Hinduism that I believed in my heart of hearts would withstand the Sanghi hate-filled propaganda machine and indoctrination camps.
As a stroke of irony, Hindutva has ushered in this death of Hinduism. The Sangh’s hate filled ideology has turned the spirit of Hindu India into a murderous collective that is all set to avenge its fictive concoction of the Muslim threat.
The imagery of Muslim violence is paradoxically the ideological tool for ongoing Hindu violence on India’s Muslim minorities, routinized into the everyday fabric of Hindu India. The Hindutvavadi state is an accomplice to, enabler of, and sponsor of this Hindutva violence.

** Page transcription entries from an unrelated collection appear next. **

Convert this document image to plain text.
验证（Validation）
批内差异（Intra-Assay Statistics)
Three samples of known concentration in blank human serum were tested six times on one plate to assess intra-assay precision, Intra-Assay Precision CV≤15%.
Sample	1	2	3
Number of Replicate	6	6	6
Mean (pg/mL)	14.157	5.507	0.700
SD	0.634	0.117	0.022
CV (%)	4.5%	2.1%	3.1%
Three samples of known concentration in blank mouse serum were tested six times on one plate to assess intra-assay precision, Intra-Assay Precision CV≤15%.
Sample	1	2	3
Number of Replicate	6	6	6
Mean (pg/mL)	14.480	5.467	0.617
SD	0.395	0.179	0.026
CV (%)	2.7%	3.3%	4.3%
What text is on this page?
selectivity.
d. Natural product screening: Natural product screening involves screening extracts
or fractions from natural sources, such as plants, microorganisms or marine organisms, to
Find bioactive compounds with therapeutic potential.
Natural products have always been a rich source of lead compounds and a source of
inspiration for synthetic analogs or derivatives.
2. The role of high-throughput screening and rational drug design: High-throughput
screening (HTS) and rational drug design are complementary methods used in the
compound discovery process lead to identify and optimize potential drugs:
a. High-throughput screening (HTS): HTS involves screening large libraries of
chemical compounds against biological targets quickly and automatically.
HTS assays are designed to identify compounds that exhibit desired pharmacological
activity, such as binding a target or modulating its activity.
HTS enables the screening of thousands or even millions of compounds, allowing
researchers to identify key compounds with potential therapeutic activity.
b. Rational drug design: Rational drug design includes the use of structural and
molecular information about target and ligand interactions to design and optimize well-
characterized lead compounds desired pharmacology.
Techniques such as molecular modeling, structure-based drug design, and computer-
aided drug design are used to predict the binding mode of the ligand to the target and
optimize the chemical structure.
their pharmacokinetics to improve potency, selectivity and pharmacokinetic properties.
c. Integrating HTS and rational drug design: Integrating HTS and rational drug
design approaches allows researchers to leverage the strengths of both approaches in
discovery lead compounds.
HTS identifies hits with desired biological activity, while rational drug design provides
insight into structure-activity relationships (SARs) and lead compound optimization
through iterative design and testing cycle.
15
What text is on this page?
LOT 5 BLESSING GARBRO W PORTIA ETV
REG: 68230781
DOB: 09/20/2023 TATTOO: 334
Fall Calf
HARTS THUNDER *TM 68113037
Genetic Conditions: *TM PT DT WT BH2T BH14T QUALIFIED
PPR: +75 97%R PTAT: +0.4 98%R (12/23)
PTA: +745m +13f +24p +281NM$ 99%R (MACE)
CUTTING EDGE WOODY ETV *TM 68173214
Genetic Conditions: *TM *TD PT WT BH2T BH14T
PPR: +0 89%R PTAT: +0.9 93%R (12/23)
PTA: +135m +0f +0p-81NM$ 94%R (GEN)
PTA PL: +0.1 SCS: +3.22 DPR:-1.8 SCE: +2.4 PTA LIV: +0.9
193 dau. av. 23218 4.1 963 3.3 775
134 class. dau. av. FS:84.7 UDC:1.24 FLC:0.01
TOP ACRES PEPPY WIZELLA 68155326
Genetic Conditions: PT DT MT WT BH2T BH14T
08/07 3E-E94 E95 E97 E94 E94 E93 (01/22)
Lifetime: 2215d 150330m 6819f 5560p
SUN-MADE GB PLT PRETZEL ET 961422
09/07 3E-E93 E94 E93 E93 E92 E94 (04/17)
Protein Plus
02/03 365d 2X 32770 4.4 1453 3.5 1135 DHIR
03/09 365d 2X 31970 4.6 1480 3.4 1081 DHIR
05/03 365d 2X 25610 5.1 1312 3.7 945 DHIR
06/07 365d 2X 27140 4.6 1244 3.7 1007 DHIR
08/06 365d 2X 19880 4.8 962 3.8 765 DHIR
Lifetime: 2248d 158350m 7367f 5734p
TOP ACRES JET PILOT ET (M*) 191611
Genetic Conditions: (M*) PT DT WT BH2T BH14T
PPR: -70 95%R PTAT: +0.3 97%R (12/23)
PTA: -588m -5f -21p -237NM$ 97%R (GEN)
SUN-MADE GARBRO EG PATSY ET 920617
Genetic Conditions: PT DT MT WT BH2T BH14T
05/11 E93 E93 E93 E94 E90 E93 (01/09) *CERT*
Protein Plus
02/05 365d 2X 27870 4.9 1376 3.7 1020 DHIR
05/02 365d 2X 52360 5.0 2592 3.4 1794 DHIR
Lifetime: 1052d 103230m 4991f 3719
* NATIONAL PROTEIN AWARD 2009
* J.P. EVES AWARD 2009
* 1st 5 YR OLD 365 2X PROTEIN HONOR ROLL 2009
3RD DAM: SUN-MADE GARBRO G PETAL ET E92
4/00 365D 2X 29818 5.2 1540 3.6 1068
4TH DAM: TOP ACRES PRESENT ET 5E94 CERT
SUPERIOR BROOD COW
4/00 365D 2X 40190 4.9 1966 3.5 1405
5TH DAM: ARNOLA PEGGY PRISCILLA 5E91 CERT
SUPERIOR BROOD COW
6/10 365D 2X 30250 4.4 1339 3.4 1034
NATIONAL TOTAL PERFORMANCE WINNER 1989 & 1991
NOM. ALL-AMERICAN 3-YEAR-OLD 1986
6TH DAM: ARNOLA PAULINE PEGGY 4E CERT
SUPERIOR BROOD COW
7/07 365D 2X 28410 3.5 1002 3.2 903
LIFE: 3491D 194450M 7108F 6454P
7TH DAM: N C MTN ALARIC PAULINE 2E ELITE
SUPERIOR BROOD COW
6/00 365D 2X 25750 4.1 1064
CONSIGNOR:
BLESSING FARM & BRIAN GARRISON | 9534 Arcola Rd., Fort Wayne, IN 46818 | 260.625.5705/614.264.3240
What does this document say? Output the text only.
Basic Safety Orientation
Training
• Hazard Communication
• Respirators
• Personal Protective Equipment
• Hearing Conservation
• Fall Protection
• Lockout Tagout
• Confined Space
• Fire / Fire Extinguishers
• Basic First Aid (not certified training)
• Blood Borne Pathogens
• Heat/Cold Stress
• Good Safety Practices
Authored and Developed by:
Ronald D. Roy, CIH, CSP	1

All the civilizational talk of the revival of Hindu culture spearheaded by the Sangh stands in for the image of a Hindu India that is dark, primitive, and backward.
The Sanghi India is the harbinger for the degeneration of India into a Talibanesque nightmare for its Muslim minorities.
The Hindutvavadi version of Hinduism is regressive. Without any redeeming qualities. Bereft of its humanity. Bereft of its capacity to embrace a world of differences. Threat to India’s democracy and its constitutional legitimacy.
I mourn the death of Hinduism in the hands of Hindutva.
I am reminded that almost two decades back, in the U.S. Midwest as a graduate student, when prodded with naïve American comments such as, “You guys chant to the naked goddess [referring to Kali],” thinking to myself, “Hinduism [albeit referring to a privileged version of the religion] as a worldview, at least the worldview I grew up with, teaches syncretism.”
My Hinduism taught me to come to other diverse spiritual traditions with an open heart, not the close-mindedness that is the hallmark of Hindutva.
In the Midwest then, there were hardly any temples. When looking for inner conversations, I found solace in Churches. The conversation with the pastors or the bible reading groups at the churches would unfold somewhat like this:
“Do you believe in Christ?” the pastor would ask.
I would respond, “Yes. In fact, my grandmother’s altar at home had an image of Christ sitting beside images of Kali and Durga.”
The pastor would walk away befuddled, “How could you believe in all these pathways? That sounds confused.”
In fact, that my grandmother had an altar in our mostly Marxist household and carried out her everyday rituals of prayers amid all the trade union activism in my household spoke to the syncretism that formed the fabric of India.
Worldviews could co-exist in this India.
Often colliding worldviews found ways of making room for each other, being together and engaging each other in dialogue and debate. That these worldviews could debate with each other with the greatest of passions also meant that those espousing the worldviews could move on into the everydayness of co-existence after the debate was over.
Hinduism offered an openness to a world of plurivocal conversations.
The Sangh’s ideology is a deliberate attack on this Hinduism. From the RSS training camps to the yatras to the riots orchestrated by the Sangh, the attack on Hinduism has long been coming. And in each of these earlier instances of the Sangh-catalyzed attacks, many decent Indians have stood up to the attack on Indian democracy. Beside Muslims and Christians and Buddhists and Jains and Jews and non-believers, Hindus have stood up to counter the hate-filled propaganda of the Sangh.
In the current version of Sangh’s India, the lynching of Muslims has also marked the systematic death of this Hinduism that is open and syncretic.
The karma of Hinduism, soaked in the blood of its Muslim minorities, has ushered in the degeneration of Hinduism itself. Now is urgently the time for decent Hindus to stand up and be counted.
I hope that the answer to my question, “Are there any decent Hindus left?” that began with a negative is yes.
Now is the time for Hindus that think of themselves as decent and progressive and embracing to step out in large numbers, joining hands with Muslims and Christians and Buddhists and Jains and Jews and non-believers, to decry the unholy Hinduism of hatred cultivated by the Sangh.
It is time that the Sanghi ideology of hatred is sent packing to its unholy pyre.